“Escravatura” —”Slavernij”, em holandês —, exposição em cartaz até o fim do mês no Rijksmuseum de Amsterdã, foi inaugurada virtualmente pelo rei Willem-Alexander da Holanda em maio e aberta ao público em junho. O evento marcou o retorno das visitas presenciais ao museu, um dos mais importantes da Europa.
A exposição, sucesso absoluto de público, esteve mais de quatro anos em preparação. Sua concepção traduz um esforço mais amplo de curadores e historiadores europeus de resgatar a história escravocrata de países como Holanda, Inglaterra, Bélgica e Alemanha.
“Os efeitos subsconscientes da escravatura nas sociedades europeias atuais explicam a importância e a urgência desta exposição”, diz Valika Smeulders, historiadora-chefe do Rijksmuseum.
Na identidade nacional da Holanda, por exemplo, por séculos se cultivou a ideia de tolerância e abertura. A escravatura é tradicionalmente vista como conceito “estrangeiro”, um crime cometido em terras longínquas, sem qualquer envolvimento da nação.
No entanto, de 1600 a 1860, os holandeses exploraram o trabalho e o tráfico de escravizados em seu vasto império colonial, que incluía partes da Indonésia, da África do Sul, das Antilhas, do Suriname, de Nova Guiné e do Brasil.
Durante esse período, é estimado que tenham traficado cerca de 600 mil pessoas pelo oceano Atlântico e cerca de 1,1 milhão pelo Índico. Esconder essa história pode ter sido conveniente e apaziguador, mas se torna difícil numa sociedade holandesa cada vez mais multicultural.
Com a exposição, o museu faz um movimento no sentido de restaurar a verdade histórica. Como diz Tacco Dibbits, diretor-geral do museu, “a escravatura não é um conceito abstrato”. “Durante mais de 250 anos foi parte integral de nossa história, que tem de ser estudada e aprofundada se quisermos ter uma imagem mais completa de nosso passado e uma melhor compreensão da sociedade de hoje.”
A conexão do passado colonial escravocrata com os dias de hoje fica evidente num dos pontos focais da mostra, a instalação “La Bouche du Roi” —ou a boca do rei—, do artista contemporâneo beninês Romuald Hazoumé, que representa um navio negreiro no qual 304 máscaras feitas de galões de gasolina evocam a desumanização dos escravizados. Ou seja, a história da escravidão ainda se produz entre nós.
A mostra se organiza em torno da história de vida de dez diferentes pessoas envolvidas no sistema colonial da Holanda. São elas João da Mina, Wally, Oopjen, Paulus, Van Bengalen, Surapati, Sapali, Tula, Dirk e Lohkay. Há no site da exposição vídeos sobre cada um dos dez personangens, além de animações curtas.

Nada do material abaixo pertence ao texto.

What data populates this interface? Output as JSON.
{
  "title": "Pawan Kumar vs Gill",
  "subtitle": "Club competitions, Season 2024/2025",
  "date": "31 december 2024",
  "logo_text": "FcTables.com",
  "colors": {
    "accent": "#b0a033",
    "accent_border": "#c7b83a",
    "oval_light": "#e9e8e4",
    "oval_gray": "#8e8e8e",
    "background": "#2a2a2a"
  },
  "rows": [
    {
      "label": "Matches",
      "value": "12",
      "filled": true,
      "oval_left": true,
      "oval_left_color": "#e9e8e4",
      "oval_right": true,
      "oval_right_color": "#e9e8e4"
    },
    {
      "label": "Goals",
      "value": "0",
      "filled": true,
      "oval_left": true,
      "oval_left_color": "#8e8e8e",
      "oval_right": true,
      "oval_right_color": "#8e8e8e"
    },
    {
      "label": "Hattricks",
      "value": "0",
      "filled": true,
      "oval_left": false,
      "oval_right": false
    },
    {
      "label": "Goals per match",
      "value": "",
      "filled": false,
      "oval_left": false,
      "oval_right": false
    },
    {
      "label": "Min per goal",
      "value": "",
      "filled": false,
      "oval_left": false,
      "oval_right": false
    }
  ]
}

São 140 objetos cotidianos da cultura e da economia escravocrata que deixam claros a existência de um regime e seus efeitos nas vidas de pessoas muito diferentes. O dinheiro sujo contaminava tudo.
Podemos ver a coleira de metal gravada que Paulus teria usado na Amsterdã do século 17 —e que até recentemente era catalogada pelo museu como canina—, ou a opulência em que vivia Oopjen, retratada por Rembrandt e cuja riqueza vinha do açúcar produzido por escravizados no Brasil, ou, ainda, o tronco em que João da Mina sofreria maus tratos.
O trabalho de pesquisa para a produção da exposição acabou se estendendo ao acervo permanente, em que, desde fevereiro deste ano, 77 peças foram recatalogadas, com informações adicionais que desvelam a relação até então invisível entre a obra ou o artista e o sistema da escravatura.
A exposição foi incluída no currículo das escolas, e a ideia é que atitudes sociais em relação ao racismo possam se modificar com o conhecimento mais aprofundado de partes pouco divulgadas da história do país.
De acordo com o historiador Alex van Stipriaan, da equipe de criação de Museu Nacional Holandês para o Tráfico de Escravizados, que deve ser inaugurado em 2030, “para que as mudanças aconteçam de fato, a história da escravidão e do colonialismo deve fazer parte da história nacional”. Afinal, o que os olhos não veem o coração não sente.